Long métrage | De plus belle – Anne-Gaëlle Daval

Film d'Anne-Gaëlle Daval

(Affiche ©Vahram Muratyan)

Les yeux rougis et les joues encore humides, je n’ai pas autant pleuré depuis le dernier Disney et je vous jure que c’est pas péjoratif, bien au contraire pour moi, car il m’avait vraiment parlé au fond des tripes.

Et j’ai ri aussi fort que j’ai pleuré, toute seule comme une con.

Ce film est pour moi la vie, rien que la vie. Même pas un film, pas une fiction. Je vois sur l’écran ma sœur, ma mère, mon amie, ma grand-mère, ma tante, moi-même. Et ça fait même pas bizarre tellement c’est réel. Je me vois en grand avec mon sentiment d’être moche, pas assez bien pour mon mec, avec mon auto-sabotage perpétuel… Citation : « j’ai jamais compris pourquoi mon mari m’avait choisie, j’ai pensé qu’il allait partir pour une femme plus jolie et je lui ai fait payer toute sa vie. Et il est jamais parti ». Je m’entends dire comme la danseuse enrobée du film se regardant dans le miroir « je vois une grosse vache ».

Je suis touchée par le personnage de Nicole Garcia, féministe comme je ne les aime pas, mais tellement attrayante par son côté loufoque et décalé, tellement attachante par son amour de la Femme et sa vocation à la réparer : « Faut les relever ces ruines ! » La scène du haka est d’une force incroyable, puissantes ces femmes quand la hargne est en elles, quand elles reprennent l’estime d’elles-mêmes. Et la tendresse envers leurs propres imperfections lors des caresses de leur peau yeux fermés (magnifiques gros plans) qui font passer leur conscience d’un « c’est mou » d’écœurement à un « c’est doux » fleuri d’un sourire.

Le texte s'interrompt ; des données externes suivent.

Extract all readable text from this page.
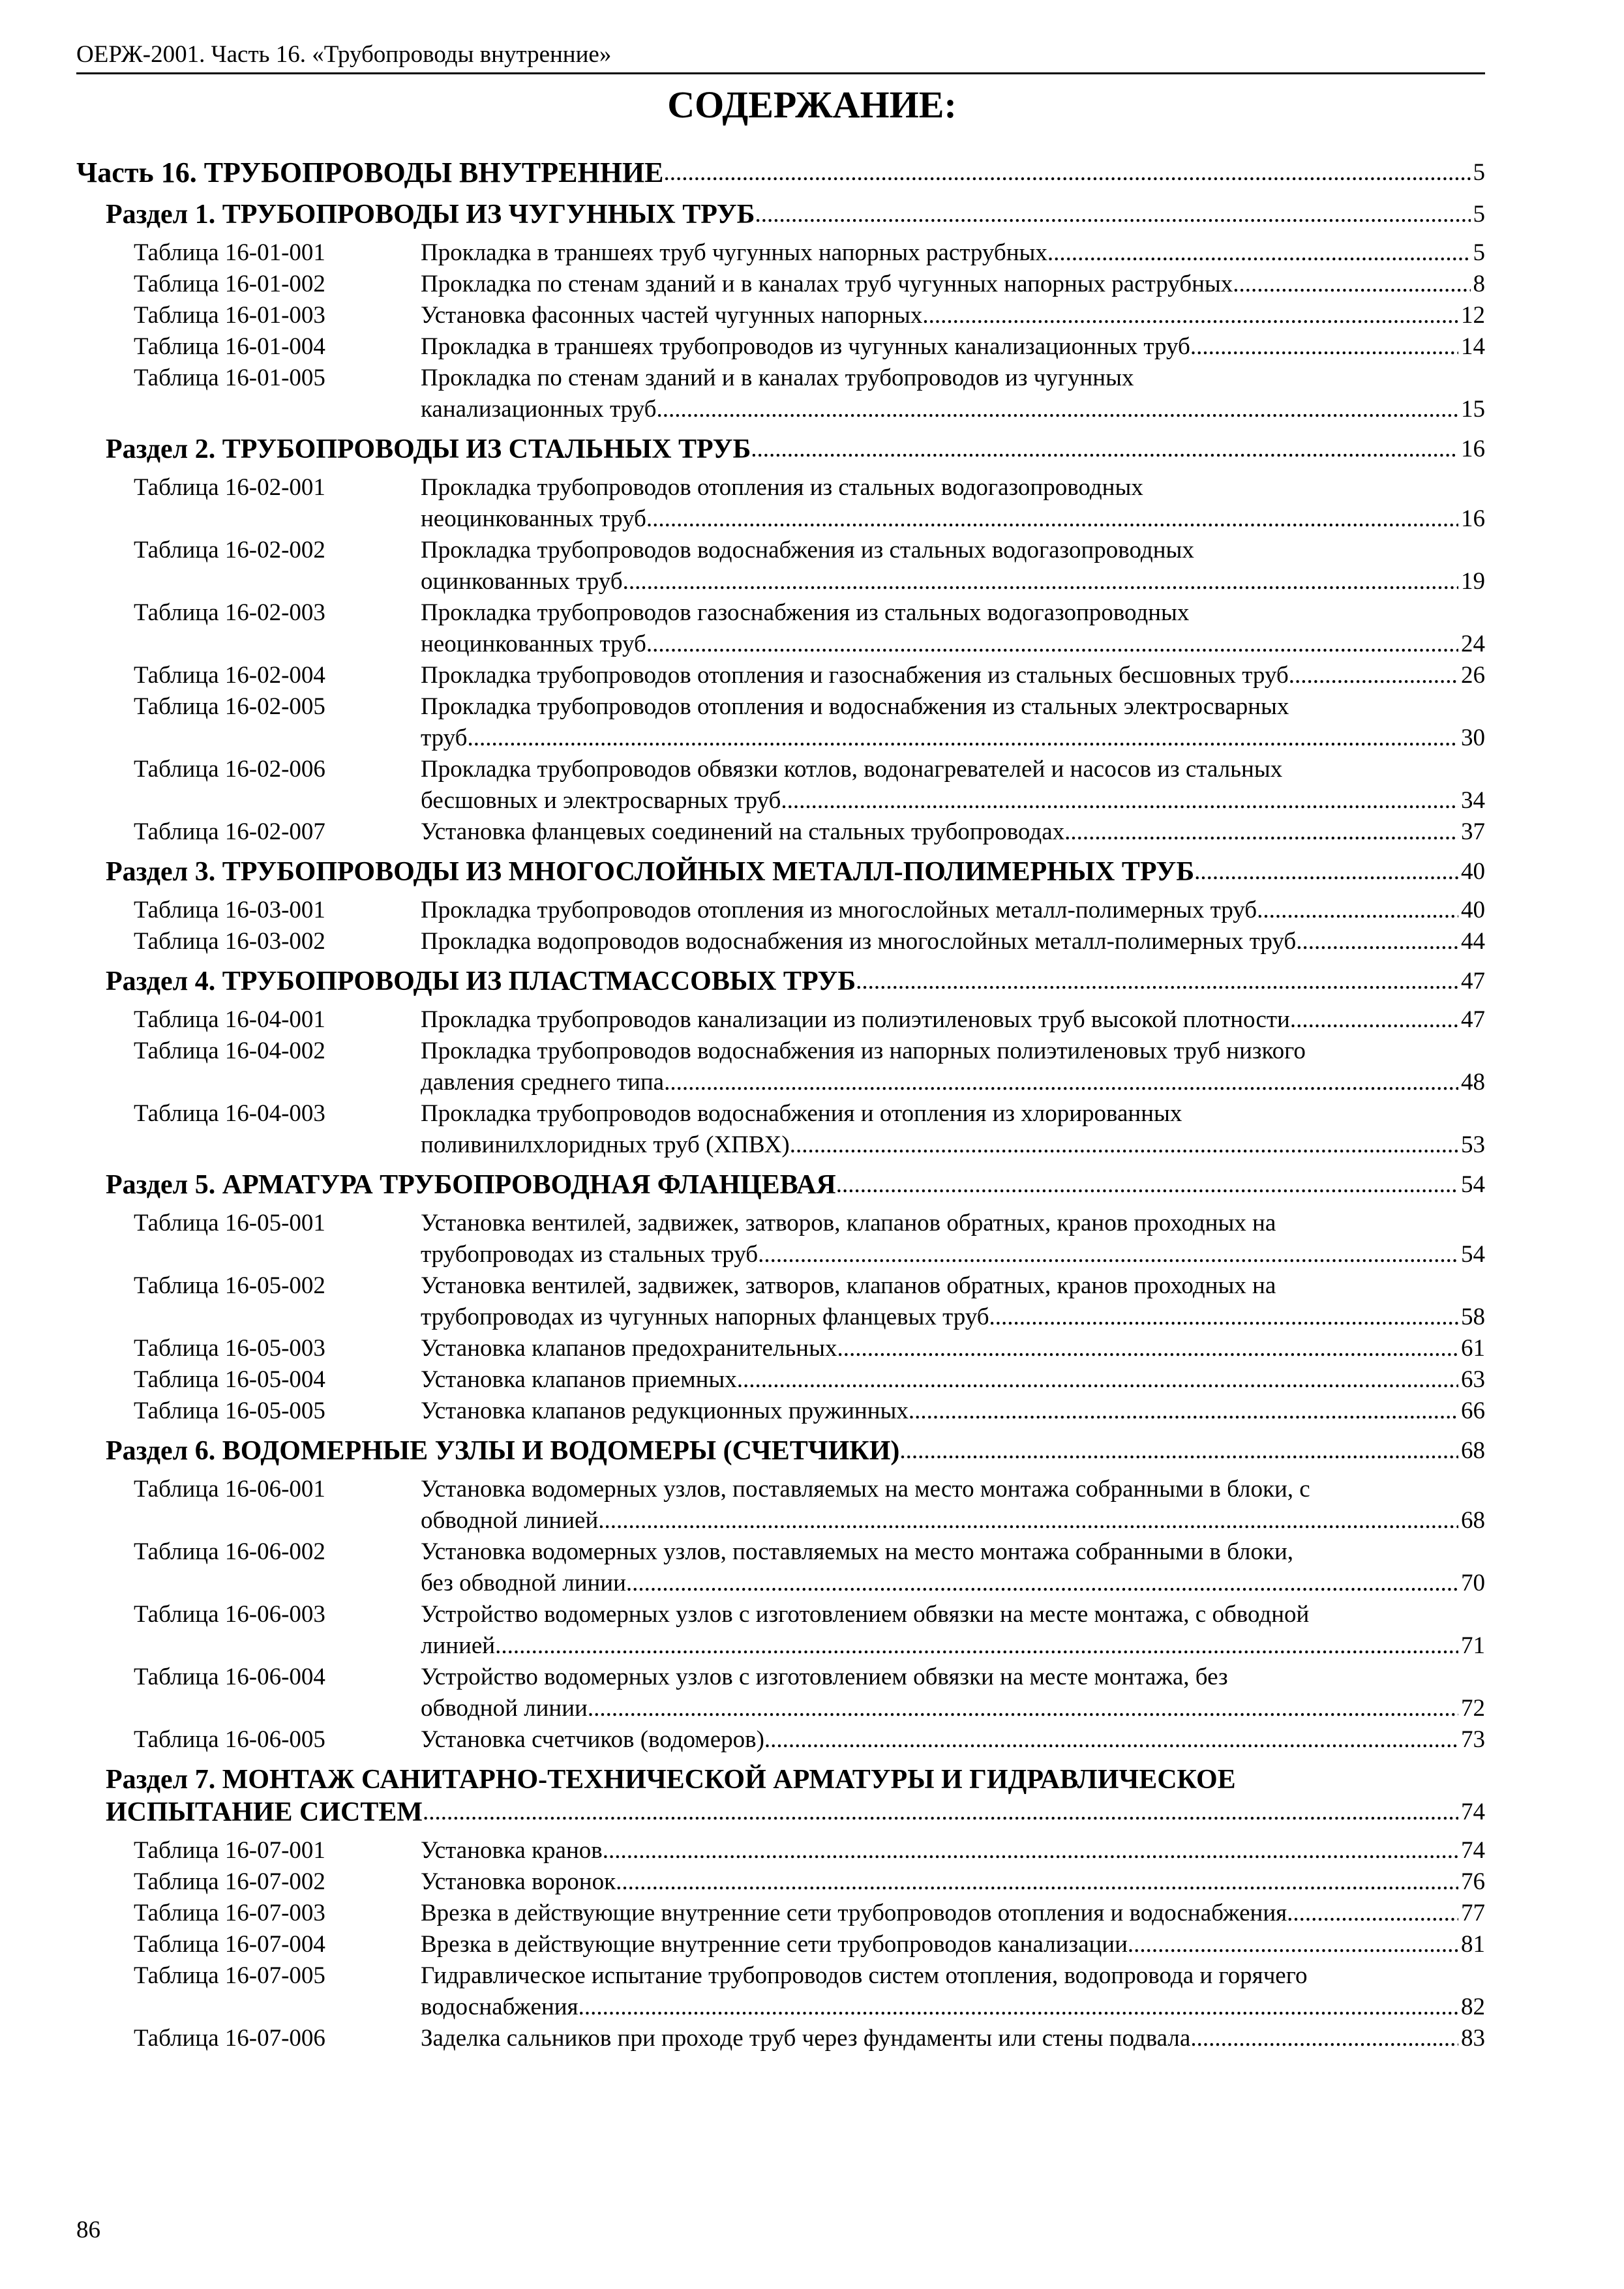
ОЕРЖ-2001. Часть 16. «Трубопроводы внутренние»
СОДЕРЖАНИЕ:
Часть 16. ТРУБОПРОВОДЫ ВНУТРЕННИЕ .....	5
Раздел 1. ТРУБОПРОВОДЫ ИЗ ЧУГУННЫХ ТРУБ .....	5
Таблица 16-01-001	Прокладка в траншеях труб чугунных напорных раструбных .....	5
Таблица 16-01-002	Прокладка по стенам зданий и в каналах труб чугунных напорных раструбных .....	8
Таблица 16-01-003	Установка фасонных частей чугунных напорных .....	12
Таблица 16-01-004	Прокладка в траншеях трубопроводов из чугунных канализационных труб .....	14
Таблица 16-01-005	Прокладка по стенам зданий и в каналах трубопроводов из чугунных
канализационных труб .....	15
Раздел 2. ТРУБОПРОВОДЫ ИЗ СТАЛЬНЫХ ТРУБ .....	16
Таблица 16-02-001	Прокладка трубопроводов отопления из стальных водогазопроводных
неоцинкованных труб .....	16
Таблица 16-02-002	Прокладка трубопроводов водоснабжения из стальных водогазопроводных
оцинкованных труб .....	19
Таблица 16-02-003	Прокладка трубопроводов газоснабжения из стальных водогазопроводных
неоцинкованных труб .....	24
Таблица 16-02-004	Прокладка трубопроводов отопления и газоснабжения из стальных бесшовных труб .....	26
Таблица 16-02-005	Прокладка трубопроводов отопления и водоснабжения из стальных электросварных
труб .....	30
Таблица 16-02-006	Прокладка трубопроводов обвязки котлов, водонагревателей и насосов из стальных
бесшовных и электросварных труб .....	34
Таблица 16-02-007	Установка фланцевых соединений на стальных трубопроводах .....	37
Раздел 3. ТРУБОПРОВОДЫ ИЗ МНОГОСЛОЙНЫХ МЕТАЛЛ-ПОЛИМЕРНЫХ ТРУБ .....	40
Таблица 16-03-001	Прокладка трубопроводов отопления из многослойных металл-полимерных труб .....	40
Таблица 16-03-002	Прокладка водопроводов водоснабжения из многослойных металл-полимерных труб .....	44
Раздел 4. ТРУБОПРОВОДЫ ИЗ ПЛАСТМАССОВЫХ ТРУБ .....	47
Таблица 16-04-001	Прокладка трубопроводов канализации из полиэтиленовых труб высокой плотности .....	47
Таблица 16-04-002	Прокладка трубопроводов водоснабжения из напорных полиэтиленовых труб низкого
давления среднего типа .....	48
Таблица 16-04-003	Прокладка трубопроводов водоснабжения и отопления из хлорированных
поливинилхлоридных труб (ХПВХ) .....	53
Раздел 5. АРМАТУРА ТРУБОПРОВОДНАЯ ФЛАНЦЕВАЯ .....	54
Таблица 16-05-001	Установка вентилей, задвижек, затворов, клапанов обратных, кранов проходных на
трубопроводах из стальных труб .....	54
Таблица 16-05-002	Установка вентилей, задвижек, затворов, клапанов обратных, кранов проходных на
трубопроводах из чугунных напорных фланцевых труб .....	58
Таблица 16-05-003	Установка клапанов предохранительных .....	61
Таблица 16-05-004	Установка клапанов приемных .....	63
Таблица 16-05-005	Установка клапанов редукционных пружинных .....	66
Раздел 6. ВОДОМЕРНЫЕ УЗЛЫ И ВОДОМЕРЫ (СЧЕТЧИКИ) .....	68
Таблица 16-06-001	Установка водомерных узлов, поставляемых на место монтажа собранными в блоки, с
обводной линией .....	68
Таблица 16-06-002	Установка водомерных узлов, поставляемых на место монтажа собранными в блоки,
без обводной линии .....	70
Таблица 16-06-003	Устройство водомерных узлов с изготовлением обвязки на месте монтажа, с обводной
линией .....	71
Таблица 16-06-004	Устройство водомерных узлов с изготовлением обвязки на месте монтажа, без
обводной линии .....	72
Таблица 16-06-005	Установка счетчиков (водомеров) .....	73
Раздел 7. МОНТАЖ САНИТАРНО-ТЕХНИЧЕСКОЙ АРМАТУРЫ И ГИДРАВЛИЧЕСКОЕ
ИСПЫТАНИЕ СИСТЕМ .....	74
Таблица 16-07-001	Установка кранов .....	74
Таблица 16-07-002	Установка воронок .....	76
Таблица 16-07-003	Врезка в действующие внутренние сети трубопроводов отопления и водоснабжения .....	77
Таблица 16-07-004	Врезка в действующие внутренние сети трубопроводов канализации .....	81
Таблица 16-07-005	Гидравлическое испытание трубопроводов систем отопления, водопровода и горячего
водоснабжения .....	82
Таблица 16-07-006	Заделка сальников при проходе труб через фундаменты или стены подвала .....	83
86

Je savais Florence Foresti ancrée les pieds sur Terre, on le voit dans ses spectacles, c’est pas du chiqué. Là elle n’a pas joué Lucie, elle a ÉTÉ Lucie. Simple, sérieuse, vraie. J’ai eu envie de la prendre dans mes bras, du mal à me rappeler qu’elle était « juste » une interprète d’un scénario. Je l’ai aimée pour son défaitisme et sa résignation « les hommes ils aiment quand les princesses elles ont tout bien comme il faut ». Et la merveilleuse réplique optimiste et humaniste de son frère qui s’ensuit : « C’est dans les films que les gars c’est des gros cons. Dans la vraie vie ils embrassent les filles, ils leur tiennent la main et leur disent que tout va bien se passer ». Et pour casser trop d’édulcorant, il la chasse en lui faisant sentir l’odeur de ses chaussettes : la vraie vie, je vous dis. C’est pas un film.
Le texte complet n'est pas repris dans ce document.